A Community Research Infrastructure for Integrated AI-Enabled Malware and Network Data Analytics

Sponsoring Agency
National Science Foundation


The severity, frequency, scope, and sophistication of cybercrimes and cyberattacks have exploded in recent years, which resulted in huge financial damages to organizations, and threatened the most basic foundation of our society. Integrating the analysis of known malware with real-world scanning network traffic (e.g., those observed in a Network Telescope) has shown to be able to reveal the rapid and sophisticated evolving scanning behaviors of botnets. While a host of open source technologies for dynamic malware simulations have been developed and used by researchers; research opportunities that integrate results of these malware analysis with network flow data for AI-enabled pattern discovery and predictive modeling is not broadly accessible to cybersecurity community and AI community due to the difficulty to de-identify and link network data (containing sensitive information) from multiple sources, and the challenge of integrating and processing voluminous, high-dimensional network data.

To address these critical needs of the communities, we propose to design, with broad community inputs, a community research infrastructure that provides (1) open source malware dynamic analysis tools and services, (2) linkable de-identified data from multiple sources (network telescope, honeypot, and IDS), and (3) Jupyter notebooks and AI/ML modules, as well as reproducible/customizable pipelines for all phases of scalable AI-enabled malware pattern discovery and predictive modeling in a high-performance computing environment. The target research community for this research infrastructure will leverage existing multi-university single signon infrastructure being developed by the Eastern Regional Network (ERN). Multiple workshops will be organized for engaging with cybersecurity research community and artificial intelligence research community so that researchers using the infrastructure can share their user experience and/or use cases with their peers in their own community as well as in the neighboring communities on their research so that progress in this area can be accelerated through synergistic collaboration of researchers from malware analysis, network security, and artificial intelligence.

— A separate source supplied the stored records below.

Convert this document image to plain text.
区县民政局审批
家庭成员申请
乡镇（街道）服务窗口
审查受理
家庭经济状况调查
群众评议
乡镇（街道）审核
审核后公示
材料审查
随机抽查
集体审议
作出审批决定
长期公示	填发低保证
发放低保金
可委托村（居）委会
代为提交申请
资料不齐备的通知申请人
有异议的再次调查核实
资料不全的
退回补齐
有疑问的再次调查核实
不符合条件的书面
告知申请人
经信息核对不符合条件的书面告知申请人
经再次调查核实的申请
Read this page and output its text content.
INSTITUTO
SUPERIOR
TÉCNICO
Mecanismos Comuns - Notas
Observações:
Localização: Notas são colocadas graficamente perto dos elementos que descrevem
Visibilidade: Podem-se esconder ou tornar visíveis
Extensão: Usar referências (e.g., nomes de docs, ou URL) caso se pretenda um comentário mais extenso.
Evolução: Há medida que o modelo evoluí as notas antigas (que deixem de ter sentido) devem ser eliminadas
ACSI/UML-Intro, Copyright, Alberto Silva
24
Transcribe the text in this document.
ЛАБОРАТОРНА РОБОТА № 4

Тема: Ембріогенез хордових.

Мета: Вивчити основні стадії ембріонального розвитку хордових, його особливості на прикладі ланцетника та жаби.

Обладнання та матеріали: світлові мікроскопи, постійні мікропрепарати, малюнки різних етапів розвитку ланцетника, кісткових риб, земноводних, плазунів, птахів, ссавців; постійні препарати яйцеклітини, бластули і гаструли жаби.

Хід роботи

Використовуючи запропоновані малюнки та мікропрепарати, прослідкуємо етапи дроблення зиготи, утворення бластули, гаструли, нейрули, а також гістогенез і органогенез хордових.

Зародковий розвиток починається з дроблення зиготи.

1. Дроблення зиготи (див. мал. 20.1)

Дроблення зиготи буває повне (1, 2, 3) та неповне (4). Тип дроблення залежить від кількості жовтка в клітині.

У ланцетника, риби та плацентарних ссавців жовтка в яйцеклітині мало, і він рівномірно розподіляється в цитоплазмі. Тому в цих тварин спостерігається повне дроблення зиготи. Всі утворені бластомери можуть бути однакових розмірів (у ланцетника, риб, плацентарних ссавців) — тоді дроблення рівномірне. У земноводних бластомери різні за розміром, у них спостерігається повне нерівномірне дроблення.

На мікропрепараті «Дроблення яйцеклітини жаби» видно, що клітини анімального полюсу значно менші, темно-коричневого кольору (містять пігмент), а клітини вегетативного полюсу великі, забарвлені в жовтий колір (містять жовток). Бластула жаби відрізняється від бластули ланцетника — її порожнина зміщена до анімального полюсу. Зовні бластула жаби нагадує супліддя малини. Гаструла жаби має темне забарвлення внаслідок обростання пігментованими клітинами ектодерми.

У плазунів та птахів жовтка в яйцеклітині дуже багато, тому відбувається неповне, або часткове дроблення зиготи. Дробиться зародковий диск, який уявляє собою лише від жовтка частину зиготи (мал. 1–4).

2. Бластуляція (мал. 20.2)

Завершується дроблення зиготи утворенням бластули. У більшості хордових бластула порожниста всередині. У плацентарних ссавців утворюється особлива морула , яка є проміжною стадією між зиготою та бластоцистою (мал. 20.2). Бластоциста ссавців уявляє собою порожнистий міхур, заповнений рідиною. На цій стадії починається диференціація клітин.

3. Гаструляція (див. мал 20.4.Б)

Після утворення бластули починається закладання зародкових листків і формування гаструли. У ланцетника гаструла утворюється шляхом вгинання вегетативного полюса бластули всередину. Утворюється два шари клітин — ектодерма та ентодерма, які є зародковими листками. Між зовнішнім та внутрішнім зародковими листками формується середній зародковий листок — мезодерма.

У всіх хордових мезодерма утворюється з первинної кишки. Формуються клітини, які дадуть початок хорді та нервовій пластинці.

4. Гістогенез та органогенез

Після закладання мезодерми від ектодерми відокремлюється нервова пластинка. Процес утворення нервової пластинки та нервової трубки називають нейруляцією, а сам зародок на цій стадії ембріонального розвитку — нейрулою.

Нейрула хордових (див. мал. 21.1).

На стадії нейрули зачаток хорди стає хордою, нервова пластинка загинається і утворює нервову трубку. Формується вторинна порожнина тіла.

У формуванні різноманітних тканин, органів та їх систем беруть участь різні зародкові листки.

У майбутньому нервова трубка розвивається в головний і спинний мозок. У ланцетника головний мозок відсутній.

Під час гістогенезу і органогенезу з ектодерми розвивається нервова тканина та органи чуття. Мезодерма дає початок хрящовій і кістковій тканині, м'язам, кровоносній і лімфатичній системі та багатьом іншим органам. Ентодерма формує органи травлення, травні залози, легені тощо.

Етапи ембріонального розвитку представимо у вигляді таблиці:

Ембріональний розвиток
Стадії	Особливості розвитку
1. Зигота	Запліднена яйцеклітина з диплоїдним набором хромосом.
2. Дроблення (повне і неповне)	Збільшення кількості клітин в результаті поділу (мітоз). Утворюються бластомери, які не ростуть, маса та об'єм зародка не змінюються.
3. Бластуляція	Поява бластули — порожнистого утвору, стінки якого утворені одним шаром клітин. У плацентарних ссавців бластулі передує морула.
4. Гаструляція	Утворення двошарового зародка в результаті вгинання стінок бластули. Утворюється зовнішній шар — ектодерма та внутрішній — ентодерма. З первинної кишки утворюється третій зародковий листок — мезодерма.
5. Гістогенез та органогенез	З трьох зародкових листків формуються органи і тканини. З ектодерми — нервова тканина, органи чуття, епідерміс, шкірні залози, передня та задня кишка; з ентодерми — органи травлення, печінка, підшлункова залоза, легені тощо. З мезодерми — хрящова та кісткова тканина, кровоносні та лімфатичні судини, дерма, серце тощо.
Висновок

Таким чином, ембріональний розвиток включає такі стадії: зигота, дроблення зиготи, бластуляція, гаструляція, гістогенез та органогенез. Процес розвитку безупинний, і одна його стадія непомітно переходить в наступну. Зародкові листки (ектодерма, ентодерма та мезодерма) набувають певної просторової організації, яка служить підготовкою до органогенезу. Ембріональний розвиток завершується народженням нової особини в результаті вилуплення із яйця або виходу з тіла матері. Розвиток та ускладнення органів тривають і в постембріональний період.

The proposed infrastructure will enable critically needed research for developing fine-grained fingerprints of malware so that their activities in the real network can be detected more accurately in near-real-time fashion. Furthermore, the automated generation of these fine-grained fingerprints using AI/ML methods will significantly reduce the time from first detection of malware to the deployment of effective intrusion prevention and detection capabilities to enterprise security operation through cybersecurity industry. Furthermore, the infrastructure will enable the creation of new type of research community that aims for foundation and methods for predictive solutions that address real world cybersecurity challenges using AI. It will also advance the foundation and methods of AI due to the uniquely complex, rapidly changing landscapes of cybersecurity challenges. Broader Impacts: The infrastructure enables research opportunities that can have a direct impact on improving the safety and security of our society’s cyber space. A broad research community will be engaged for identifying, selecting, and using appropriate tools for network and malware data analytics, as well as to contribute new tools, as needed. Self-contained hands-on tutorials and self-study materials as well as workshops and hackathons aim at audiences with diverse interests (AI/ML methods development, cybersecurity research, AI/MLenabled network and malware analytics) and backgrounds (AI/ML, cybersecurity). Hackathons engage a broad community of students to work on AIenabled cybersecurity challenge problems using network and malware data sets. Engagements with diverse student populations will be further facilitated by two hackathon activities to be held at Lincoln University and one online hackathon for girls. This focus to attract students and early career scholars from under-represented groups in STEM for outreach activities (hackathons and workshops) is likely to further enhance the diversity of next-generation cybersecurity and AI workforce.